One of my occasional forays into the world of beer. These are two very interesting beers, widely available in most supermarkets, and inexpensive (particularly when compared with good quality wines). Belgium has given us many gems: Dr Evil, ‘In Bruges’ and wonderful beer.

Duvel Belgian Golden Ale
8.5% alcohol. Pale yellow colour. Tangy, hoppy and a bit bitter, but sweet and rich at the same time. It’s like a pale ale on steroids, with lovely lime and grapefruit freshness as well as complex hoppy notes. A nice food beer. 9/10

Chimay ‘Blue’ Trappist Beer 2010
9% alcohol. This vintage-dated beer is apparently best before the end of 2015, although like most beers its lifespan is shortened by the fact that the crown cap has a simple PVC liner, meaning that the oxygen transmission rate will be quite high. It’s a full brown colour with an orange tinge. Rich, malty and complex this has a spicy warmth countered by a bitter treacle note. Rich textured and hedonistic. 8.5/10

5 comments to Two Belgian beers

  • Ben Smith

    Many gems – don’t forget Magritte, Adolph Sax and Plastic Bertrand.

  • I think the best thing about Belgium beers is that they always have their own glasses designed to compliment the beer. They’re all quite distinct as well, I can just see the duvel glass, its almost like an over-sized brandy glass.

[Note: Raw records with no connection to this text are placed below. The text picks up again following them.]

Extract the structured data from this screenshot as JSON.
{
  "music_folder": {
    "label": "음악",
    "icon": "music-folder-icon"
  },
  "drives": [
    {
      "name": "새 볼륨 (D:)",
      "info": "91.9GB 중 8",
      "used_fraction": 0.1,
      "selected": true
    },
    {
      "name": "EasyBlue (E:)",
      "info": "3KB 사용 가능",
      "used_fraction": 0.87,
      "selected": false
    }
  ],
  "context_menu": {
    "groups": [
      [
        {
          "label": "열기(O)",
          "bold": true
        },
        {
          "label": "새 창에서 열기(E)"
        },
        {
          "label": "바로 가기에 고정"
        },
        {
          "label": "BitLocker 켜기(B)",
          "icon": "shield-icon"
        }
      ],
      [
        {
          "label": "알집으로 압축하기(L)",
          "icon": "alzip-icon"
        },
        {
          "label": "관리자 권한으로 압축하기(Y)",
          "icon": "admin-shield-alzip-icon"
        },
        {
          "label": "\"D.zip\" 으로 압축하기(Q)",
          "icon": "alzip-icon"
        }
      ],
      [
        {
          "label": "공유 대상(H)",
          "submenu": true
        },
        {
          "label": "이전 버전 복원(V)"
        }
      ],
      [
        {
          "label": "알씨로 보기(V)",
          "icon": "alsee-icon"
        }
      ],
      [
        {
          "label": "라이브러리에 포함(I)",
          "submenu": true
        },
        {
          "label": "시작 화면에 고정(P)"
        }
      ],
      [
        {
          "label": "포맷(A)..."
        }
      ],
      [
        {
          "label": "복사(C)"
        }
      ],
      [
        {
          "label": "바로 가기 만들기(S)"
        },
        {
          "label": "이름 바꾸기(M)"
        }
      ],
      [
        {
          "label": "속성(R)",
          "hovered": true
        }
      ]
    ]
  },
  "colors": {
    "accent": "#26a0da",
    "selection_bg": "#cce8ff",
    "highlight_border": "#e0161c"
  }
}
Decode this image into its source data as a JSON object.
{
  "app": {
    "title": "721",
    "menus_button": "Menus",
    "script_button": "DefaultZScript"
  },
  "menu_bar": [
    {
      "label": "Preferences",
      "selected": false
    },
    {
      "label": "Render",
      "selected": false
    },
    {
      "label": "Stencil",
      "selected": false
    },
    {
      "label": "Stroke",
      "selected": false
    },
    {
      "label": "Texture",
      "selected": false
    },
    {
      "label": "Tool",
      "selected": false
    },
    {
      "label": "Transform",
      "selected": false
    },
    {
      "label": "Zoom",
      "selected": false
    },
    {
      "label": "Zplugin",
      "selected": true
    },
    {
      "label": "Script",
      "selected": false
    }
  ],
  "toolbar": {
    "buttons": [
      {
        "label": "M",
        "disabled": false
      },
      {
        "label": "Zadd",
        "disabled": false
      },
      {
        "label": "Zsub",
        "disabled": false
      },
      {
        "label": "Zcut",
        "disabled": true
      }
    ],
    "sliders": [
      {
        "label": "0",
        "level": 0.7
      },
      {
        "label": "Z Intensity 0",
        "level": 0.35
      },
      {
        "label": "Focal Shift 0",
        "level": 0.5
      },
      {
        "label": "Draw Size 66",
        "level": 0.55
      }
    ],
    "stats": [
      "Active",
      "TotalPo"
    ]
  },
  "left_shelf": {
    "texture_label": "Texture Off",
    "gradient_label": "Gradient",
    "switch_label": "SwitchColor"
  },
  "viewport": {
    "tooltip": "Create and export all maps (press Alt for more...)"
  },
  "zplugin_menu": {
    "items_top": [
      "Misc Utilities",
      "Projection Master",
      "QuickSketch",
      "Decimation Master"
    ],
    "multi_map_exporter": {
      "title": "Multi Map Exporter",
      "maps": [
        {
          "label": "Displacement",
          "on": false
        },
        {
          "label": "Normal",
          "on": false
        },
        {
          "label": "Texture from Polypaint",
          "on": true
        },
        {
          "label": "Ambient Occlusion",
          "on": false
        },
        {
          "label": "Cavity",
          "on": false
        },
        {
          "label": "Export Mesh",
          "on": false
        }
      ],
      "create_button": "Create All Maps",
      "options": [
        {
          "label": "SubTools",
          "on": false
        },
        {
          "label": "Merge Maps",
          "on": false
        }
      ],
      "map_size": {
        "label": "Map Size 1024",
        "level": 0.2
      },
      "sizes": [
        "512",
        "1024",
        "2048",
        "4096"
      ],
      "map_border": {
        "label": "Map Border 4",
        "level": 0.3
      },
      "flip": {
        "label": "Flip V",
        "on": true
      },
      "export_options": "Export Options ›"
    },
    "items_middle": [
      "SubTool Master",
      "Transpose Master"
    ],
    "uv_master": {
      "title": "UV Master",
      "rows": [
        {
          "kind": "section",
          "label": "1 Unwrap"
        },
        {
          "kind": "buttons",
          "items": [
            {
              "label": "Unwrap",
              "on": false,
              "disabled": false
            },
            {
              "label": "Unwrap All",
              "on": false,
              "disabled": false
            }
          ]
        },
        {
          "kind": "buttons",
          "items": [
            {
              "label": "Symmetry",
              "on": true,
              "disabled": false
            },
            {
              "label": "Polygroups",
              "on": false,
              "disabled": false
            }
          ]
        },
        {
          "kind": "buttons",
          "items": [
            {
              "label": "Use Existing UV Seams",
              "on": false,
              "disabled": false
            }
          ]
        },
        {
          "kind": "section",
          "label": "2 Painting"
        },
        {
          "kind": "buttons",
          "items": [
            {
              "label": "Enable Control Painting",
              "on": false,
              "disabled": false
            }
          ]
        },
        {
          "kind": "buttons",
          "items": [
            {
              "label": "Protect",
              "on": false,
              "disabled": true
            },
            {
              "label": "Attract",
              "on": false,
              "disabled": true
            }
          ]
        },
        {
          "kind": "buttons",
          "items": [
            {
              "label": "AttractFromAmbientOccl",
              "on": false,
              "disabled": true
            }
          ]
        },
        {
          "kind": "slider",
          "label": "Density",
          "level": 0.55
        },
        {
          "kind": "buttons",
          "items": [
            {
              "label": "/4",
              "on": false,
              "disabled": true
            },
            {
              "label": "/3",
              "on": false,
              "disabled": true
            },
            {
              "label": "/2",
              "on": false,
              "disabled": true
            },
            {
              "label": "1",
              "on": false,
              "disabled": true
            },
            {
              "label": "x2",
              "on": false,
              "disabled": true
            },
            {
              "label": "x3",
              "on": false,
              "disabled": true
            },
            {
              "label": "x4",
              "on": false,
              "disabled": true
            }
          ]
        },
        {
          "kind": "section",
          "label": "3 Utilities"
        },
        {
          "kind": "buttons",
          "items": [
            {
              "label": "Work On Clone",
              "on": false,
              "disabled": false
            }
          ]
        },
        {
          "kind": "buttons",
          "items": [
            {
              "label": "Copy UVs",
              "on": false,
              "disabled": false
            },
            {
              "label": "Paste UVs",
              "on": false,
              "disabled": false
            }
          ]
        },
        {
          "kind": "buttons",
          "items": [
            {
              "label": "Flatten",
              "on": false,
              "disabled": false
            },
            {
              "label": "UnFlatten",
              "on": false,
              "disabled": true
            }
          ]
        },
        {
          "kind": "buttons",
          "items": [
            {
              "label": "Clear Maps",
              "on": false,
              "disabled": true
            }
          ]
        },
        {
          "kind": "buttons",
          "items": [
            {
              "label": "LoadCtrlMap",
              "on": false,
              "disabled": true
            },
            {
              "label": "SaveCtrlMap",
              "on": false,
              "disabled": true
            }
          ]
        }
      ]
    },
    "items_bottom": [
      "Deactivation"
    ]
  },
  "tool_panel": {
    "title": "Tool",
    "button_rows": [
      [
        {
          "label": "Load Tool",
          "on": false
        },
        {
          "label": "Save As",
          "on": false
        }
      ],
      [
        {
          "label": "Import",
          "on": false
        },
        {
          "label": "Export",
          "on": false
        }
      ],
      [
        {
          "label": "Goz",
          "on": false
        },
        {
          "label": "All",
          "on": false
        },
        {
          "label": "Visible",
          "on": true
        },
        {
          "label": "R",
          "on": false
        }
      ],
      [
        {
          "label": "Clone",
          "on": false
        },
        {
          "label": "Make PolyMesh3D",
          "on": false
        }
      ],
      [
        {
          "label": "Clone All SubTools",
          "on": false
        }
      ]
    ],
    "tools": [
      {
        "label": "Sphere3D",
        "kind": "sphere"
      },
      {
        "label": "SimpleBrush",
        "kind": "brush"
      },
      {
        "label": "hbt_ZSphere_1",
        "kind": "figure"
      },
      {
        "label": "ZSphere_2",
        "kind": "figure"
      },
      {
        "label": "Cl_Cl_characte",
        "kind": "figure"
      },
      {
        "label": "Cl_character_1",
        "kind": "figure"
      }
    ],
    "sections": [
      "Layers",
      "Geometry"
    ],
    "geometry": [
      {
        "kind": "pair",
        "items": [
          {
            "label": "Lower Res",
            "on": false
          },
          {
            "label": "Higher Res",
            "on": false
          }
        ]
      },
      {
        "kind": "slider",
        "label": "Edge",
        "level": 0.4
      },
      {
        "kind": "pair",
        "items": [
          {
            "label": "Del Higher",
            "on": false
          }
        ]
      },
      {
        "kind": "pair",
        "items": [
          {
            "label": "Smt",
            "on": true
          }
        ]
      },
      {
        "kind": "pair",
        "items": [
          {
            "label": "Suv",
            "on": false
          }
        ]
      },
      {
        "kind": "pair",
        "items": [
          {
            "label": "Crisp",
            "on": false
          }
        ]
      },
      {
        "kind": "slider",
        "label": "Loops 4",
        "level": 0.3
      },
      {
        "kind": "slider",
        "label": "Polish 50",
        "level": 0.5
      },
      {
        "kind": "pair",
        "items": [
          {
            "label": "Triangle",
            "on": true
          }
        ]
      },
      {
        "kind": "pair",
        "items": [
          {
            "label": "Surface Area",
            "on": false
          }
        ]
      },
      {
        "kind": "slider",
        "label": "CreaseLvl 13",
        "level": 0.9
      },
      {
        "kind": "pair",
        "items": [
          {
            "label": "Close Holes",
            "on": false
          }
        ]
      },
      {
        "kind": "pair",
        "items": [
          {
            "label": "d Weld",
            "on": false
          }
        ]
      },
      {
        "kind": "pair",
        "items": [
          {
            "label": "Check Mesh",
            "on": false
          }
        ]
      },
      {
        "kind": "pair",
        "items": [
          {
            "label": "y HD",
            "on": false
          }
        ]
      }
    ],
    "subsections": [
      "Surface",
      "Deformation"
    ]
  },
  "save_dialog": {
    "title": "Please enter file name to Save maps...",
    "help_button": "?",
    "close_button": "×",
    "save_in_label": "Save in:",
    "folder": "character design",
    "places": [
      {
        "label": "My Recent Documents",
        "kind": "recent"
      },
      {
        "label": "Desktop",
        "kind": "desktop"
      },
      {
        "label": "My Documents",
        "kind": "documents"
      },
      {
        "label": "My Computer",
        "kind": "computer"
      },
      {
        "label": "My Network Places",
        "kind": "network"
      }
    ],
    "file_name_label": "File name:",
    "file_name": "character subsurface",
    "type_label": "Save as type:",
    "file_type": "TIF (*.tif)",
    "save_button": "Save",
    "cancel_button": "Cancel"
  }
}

I’m not sure how true it is that they are all designed to bring out the best flavour of each beer, or whether its just a big gimmick, but I still like it!

  • Stephan

    Wait till you tried Westmalle
    The glass is like a big chalice, the holy grail of Belgian beers …

  • Andrew Halliwell

    My Favourite glass (and the beer’s good too) is Charles V, cool earthenware blue pot with 3 handles spaced 120 degrees apart.

  • Concerning your criticism towards Chimay Bleue (which I share), the version to lay down for 5-6 years’ ageing is the 750ml bottle which is sealed with natural cork (although it’s a medium-low quality conglomerate rather than plain natural – a pity).
    Anyway my experience in tasting aged examples is very good indeed – more layers of flavour are revealed and there is a bit more richness, less tang.
    For early drinking, I much enjoy Chimay’s simpler Red version.